The Chinese stock market welcomes new positive news.

(The Wall Street Journal) cited informed sources that the Chinese side will travel to Washington this week for a new round of trade talks with U.S. trade and Treasury officials and will communicate with representatives of the U.S. business community.

Some details:

The meeting is scheduled to take place in Washington, rather than a neutral 'third country', indicating both sides' willingness to release signals of easing tensions. The next meeting may be the U.S. side visiting Beijing.

The Chinese side will meet with the deputy of U.S. Trade Representative Katherine Tai and officials from the U.S. Treasury Department—there are no arrangements for contact with the U.S. Department of Commerce (which is responsible for export restrictions and technology bans), focusing instead on the Trade Representative's office and the Treasury Department.
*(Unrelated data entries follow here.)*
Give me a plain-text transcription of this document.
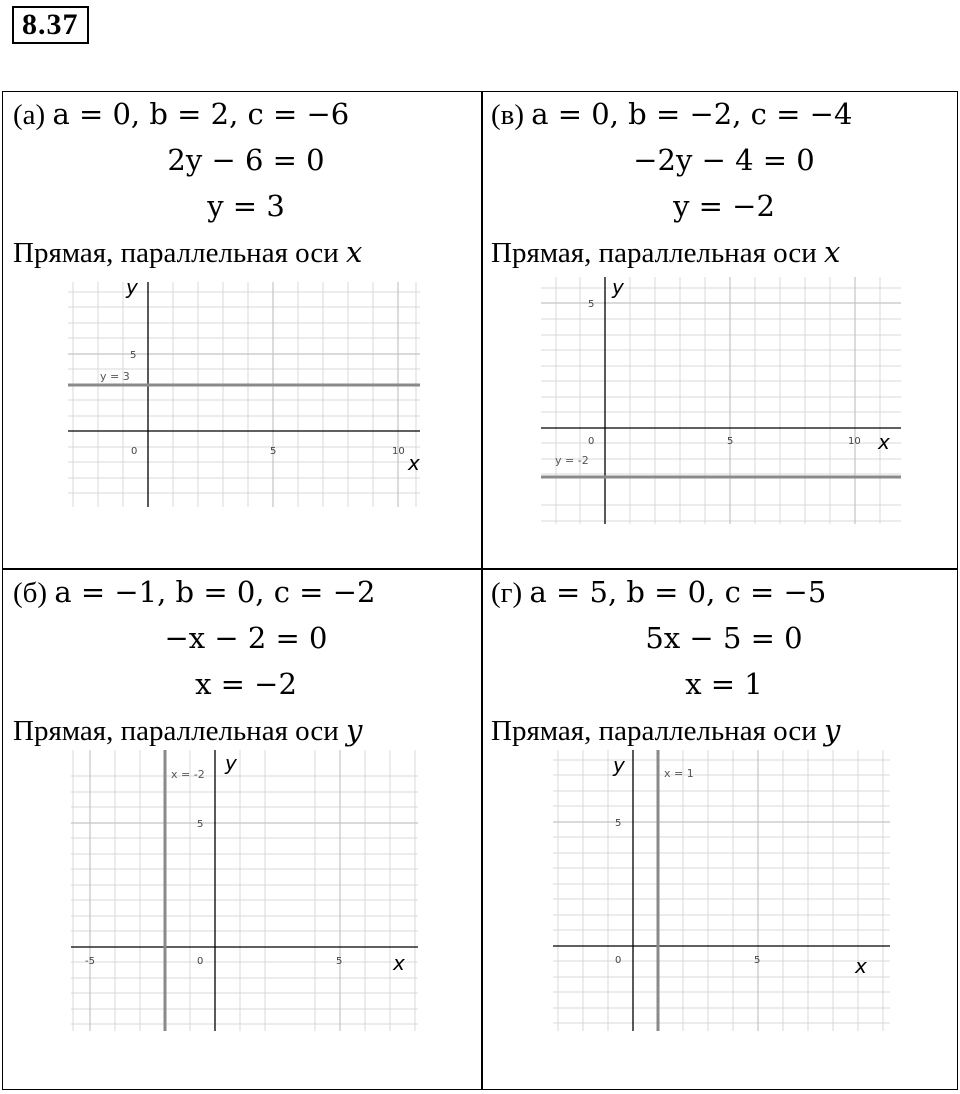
8.37
(а) a = 0, b = 2, c = −6
2y − 6 = 0
y = 3
Прямая, параллельная оси x
y = 3
5
0	5	10 x
y
(в) a = 0, b = −2, c = −4
−2y − 4 = 0
y = −2
Прямая, параллельная оси x
y = -2
5
0	5	10 x
y
(б) a = −1, b = 0, c = −2
−x − 2 = 0
x = −2
Прямая, параллельная оси y
x = -2
5
0	5
-5	x
y
(г) a = 5, b = 0, c = −5
5x − 5 = 0
x = 1
Прямая, параллельная оси y
x = 1
5
0	5	x
y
This conveys that, at least for now, the topics are concentrated on economic and trade issues, without touching the most contentious tech war.

This meeting may discuss soybean procurement, but before committing to purchases, the Chinese side requires the U.S. to lift the 20% tariffs related to fentanyl trade—China is 'trading the cancellation of fentanyl-related tariffs for procurement commitments', essentially shifting the negotiation focus to a 'low-sensitivity zone' where both sides can compromise. This does not resolve the fundamental contradictions but is conducive to forming a positive cycle.

Due to the low market expectations for this meeting, even symbolic achievements will be seen as important good news.

China's stock market opened lower today but then 'turned red', while Monday's trading volume surged to the second highest level on record (indicating that 'existing funds are shifting to 'new funds entering the market'), further confirming the sustainability of this round of increases.